Sessions expire based on the timeout_minutes setting (default: 480 minutes, or 8 hours). Set timeout_minutes to -1 to extend the expiry to 10 years.
  1. When the tunnel starts successfully, Baseten sets the expiry to now + timeout_minutes.
  2. Each time the tunnel reconnects, the expiry resets to now + timeout_minutes.
  3. When the expiry passes, the session ends and the container shuts down.
The timeout resets on tunnel reconnection, not on general IDE activity. If you disconnect and reconnect, the timer resets. If you stay connected but idle, the session expires after the configured timeout.

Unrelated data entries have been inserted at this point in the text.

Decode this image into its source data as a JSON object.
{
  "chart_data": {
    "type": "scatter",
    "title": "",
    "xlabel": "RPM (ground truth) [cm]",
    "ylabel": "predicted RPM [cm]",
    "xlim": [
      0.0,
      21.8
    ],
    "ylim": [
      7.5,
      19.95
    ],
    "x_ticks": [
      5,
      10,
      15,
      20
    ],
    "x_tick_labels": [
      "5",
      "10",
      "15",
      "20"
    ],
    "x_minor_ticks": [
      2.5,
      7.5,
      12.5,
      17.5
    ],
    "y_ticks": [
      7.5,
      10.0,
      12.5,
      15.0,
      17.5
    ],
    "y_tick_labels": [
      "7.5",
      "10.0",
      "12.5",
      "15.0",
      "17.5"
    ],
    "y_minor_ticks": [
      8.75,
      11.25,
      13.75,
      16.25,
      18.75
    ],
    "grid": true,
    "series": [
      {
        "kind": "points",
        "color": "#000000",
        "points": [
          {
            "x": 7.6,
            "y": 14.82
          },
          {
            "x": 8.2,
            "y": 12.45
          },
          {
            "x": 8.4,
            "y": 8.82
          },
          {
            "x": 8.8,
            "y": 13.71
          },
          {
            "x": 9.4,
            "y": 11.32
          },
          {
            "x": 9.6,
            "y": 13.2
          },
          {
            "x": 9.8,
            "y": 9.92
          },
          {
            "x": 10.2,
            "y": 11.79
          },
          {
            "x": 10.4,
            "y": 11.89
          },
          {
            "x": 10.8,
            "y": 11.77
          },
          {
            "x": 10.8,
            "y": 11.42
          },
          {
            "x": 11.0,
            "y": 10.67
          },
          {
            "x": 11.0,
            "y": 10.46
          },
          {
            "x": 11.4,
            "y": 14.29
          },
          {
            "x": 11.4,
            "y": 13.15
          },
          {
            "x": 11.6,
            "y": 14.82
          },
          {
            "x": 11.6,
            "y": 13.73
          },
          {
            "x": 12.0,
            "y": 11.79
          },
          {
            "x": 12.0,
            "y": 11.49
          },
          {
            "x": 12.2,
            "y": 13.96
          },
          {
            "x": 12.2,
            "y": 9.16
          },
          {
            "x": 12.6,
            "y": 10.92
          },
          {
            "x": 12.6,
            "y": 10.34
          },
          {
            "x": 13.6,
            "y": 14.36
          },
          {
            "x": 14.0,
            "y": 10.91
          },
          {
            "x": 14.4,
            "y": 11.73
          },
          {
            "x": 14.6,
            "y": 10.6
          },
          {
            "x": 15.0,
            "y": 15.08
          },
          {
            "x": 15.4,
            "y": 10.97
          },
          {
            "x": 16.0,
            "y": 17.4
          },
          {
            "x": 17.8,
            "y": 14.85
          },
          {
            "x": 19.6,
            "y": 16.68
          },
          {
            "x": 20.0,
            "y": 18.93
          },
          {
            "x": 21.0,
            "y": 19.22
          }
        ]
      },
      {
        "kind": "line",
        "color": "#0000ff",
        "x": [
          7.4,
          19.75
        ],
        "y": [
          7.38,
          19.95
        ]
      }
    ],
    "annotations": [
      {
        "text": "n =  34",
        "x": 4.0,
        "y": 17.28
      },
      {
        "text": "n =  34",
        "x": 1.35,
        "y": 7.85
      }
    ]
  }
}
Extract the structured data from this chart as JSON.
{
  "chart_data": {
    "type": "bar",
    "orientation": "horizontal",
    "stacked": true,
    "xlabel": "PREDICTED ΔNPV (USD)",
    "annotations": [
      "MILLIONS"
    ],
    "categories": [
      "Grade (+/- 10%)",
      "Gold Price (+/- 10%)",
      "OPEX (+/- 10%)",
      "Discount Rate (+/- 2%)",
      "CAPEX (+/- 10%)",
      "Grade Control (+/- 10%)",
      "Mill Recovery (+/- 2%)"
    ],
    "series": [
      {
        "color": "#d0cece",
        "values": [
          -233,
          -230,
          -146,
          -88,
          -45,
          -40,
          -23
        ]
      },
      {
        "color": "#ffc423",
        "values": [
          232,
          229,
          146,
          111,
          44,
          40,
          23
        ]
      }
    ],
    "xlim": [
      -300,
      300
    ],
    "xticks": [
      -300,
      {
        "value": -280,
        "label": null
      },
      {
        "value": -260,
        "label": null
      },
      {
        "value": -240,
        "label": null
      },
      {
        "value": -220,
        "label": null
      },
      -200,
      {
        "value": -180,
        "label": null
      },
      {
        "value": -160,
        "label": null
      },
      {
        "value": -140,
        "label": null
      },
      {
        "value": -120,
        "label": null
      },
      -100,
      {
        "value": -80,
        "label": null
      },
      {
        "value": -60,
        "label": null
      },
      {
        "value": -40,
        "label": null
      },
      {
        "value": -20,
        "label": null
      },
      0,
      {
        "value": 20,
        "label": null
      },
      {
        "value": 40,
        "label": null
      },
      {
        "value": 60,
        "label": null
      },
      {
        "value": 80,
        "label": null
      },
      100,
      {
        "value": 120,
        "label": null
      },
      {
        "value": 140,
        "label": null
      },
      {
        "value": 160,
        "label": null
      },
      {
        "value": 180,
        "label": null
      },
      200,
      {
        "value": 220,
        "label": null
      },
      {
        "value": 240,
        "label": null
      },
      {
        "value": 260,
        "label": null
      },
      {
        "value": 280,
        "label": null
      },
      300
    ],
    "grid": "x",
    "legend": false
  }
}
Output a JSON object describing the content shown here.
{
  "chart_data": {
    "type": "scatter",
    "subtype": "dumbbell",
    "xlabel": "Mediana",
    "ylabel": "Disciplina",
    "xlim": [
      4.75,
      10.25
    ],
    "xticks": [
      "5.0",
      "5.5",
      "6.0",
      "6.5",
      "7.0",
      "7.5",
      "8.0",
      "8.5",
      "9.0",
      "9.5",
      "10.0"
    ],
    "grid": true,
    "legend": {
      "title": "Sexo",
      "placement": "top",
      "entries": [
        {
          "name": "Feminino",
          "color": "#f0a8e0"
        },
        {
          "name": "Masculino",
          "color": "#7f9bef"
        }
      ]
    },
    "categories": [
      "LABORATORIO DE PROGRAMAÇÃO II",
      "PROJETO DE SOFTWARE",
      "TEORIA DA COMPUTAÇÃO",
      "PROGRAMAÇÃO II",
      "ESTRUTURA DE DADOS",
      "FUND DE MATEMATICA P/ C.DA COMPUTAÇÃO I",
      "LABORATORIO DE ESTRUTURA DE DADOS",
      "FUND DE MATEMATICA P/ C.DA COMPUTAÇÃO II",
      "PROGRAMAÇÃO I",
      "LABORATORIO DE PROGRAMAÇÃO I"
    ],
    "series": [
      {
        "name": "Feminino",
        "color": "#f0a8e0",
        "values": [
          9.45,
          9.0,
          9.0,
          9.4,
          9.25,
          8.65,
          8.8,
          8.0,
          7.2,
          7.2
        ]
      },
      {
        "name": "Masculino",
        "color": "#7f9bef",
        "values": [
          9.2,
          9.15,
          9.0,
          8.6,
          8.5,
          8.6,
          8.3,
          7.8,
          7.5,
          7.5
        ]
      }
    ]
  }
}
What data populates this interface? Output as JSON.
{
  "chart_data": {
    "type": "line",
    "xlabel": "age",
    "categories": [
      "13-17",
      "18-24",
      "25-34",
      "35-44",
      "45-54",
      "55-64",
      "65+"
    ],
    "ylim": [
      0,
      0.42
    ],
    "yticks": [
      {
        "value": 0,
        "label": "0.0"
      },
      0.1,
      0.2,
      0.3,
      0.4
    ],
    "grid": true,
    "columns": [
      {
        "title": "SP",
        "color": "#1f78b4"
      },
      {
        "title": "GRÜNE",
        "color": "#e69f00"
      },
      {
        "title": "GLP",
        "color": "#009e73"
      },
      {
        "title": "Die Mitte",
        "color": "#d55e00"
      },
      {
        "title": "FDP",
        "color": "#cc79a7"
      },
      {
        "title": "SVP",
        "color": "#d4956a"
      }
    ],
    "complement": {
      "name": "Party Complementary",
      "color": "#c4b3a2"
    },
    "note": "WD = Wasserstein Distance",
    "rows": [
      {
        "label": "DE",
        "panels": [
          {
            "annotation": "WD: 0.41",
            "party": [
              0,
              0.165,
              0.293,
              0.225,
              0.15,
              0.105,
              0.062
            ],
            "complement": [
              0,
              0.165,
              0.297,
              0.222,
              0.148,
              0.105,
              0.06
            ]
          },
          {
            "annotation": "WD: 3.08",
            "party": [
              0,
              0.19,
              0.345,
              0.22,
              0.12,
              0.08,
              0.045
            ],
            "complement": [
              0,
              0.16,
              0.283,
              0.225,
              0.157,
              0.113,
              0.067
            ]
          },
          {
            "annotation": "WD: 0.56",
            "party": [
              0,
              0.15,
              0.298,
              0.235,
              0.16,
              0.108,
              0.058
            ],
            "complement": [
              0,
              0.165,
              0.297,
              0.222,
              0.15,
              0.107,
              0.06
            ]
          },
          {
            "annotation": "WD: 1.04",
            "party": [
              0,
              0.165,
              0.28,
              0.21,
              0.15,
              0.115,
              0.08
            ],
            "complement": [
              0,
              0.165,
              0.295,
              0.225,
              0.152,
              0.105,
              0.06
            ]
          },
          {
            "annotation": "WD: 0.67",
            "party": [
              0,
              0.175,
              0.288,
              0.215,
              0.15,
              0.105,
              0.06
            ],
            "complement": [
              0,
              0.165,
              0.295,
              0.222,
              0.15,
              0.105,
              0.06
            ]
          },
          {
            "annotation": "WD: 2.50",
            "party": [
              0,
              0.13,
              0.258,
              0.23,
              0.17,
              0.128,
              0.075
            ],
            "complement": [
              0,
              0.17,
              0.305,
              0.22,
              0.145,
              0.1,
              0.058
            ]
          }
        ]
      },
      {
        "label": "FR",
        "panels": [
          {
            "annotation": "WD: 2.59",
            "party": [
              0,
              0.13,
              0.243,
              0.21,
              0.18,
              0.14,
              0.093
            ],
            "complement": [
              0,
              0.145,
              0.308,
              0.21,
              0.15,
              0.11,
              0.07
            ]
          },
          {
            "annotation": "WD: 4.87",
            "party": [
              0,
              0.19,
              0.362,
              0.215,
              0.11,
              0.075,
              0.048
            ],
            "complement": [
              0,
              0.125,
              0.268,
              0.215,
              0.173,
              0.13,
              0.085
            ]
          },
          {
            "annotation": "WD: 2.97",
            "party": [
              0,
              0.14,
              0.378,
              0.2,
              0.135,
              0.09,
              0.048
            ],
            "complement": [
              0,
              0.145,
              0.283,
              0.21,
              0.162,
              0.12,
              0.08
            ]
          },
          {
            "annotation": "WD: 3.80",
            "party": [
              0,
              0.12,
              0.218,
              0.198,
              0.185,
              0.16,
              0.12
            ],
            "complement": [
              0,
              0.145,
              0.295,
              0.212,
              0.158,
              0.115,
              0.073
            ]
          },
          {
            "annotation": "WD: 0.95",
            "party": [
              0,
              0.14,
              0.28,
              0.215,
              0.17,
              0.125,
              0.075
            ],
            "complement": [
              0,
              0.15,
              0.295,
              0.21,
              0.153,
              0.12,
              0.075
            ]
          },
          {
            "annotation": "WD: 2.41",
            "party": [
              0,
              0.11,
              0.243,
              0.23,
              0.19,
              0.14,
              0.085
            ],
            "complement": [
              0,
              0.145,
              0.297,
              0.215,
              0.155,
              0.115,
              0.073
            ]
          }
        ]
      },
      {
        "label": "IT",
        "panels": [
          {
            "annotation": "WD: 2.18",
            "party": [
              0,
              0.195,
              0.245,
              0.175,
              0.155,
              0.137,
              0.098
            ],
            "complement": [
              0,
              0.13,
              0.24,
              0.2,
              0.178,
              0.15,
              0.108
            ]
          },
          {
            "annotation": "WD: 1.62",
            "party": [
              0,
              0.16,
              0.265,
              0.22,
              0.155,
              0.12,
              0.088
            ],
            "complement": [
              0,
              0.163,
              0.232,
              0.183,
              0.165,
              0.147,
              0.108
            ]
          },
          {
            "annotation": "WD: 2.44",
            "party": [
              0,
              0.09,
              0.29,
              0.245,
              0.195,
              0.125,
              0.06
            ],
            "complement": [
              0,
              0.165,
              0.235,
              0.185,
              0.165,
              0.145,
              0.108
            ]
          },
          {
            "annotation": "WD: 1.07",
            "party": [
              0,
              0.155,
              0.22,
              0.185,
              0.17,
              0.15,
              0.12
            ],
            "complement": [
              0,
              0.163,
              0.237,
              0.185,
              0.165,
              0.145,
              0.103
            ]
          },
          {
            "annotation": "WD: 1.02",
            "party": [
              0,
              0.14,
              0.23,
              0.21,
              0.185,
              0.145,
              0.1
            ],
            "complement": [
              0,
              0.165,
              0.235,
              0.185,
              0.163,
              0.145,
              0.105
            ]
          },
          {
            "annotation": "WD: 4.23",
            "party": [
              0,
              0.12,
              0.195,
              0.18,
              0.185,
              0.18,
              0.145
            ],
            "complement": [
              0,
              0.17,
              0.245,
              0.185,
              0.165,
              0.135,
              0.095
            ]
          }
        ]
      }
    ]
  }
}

What happens when a session expires

When a session expires, Baseten signals the container to shut down gracefully. Baseten doesn’t hard-kill the container. It receives the signal and exits cleanly. Baseten preserves any files you saved to $BT_CHECKPOINT_DIR, but you lose unsaved work in the container’s local filesystem.

Multi-node sessions

For multi-node training jobs, Baseten creates one tunnel per node. Each node gets its own auth code, and you connect to each node independently. Tunnel names follow the format bt-session-<job_id>-<node_rank>, where node_rank starts at 0. For example, a 2-node job produces:
  • bt-session-abc123-0 (node 0)
  • bt-session-abc123-1 (node 1)
The truss train isession command displays auth codes for all nodes in a single table.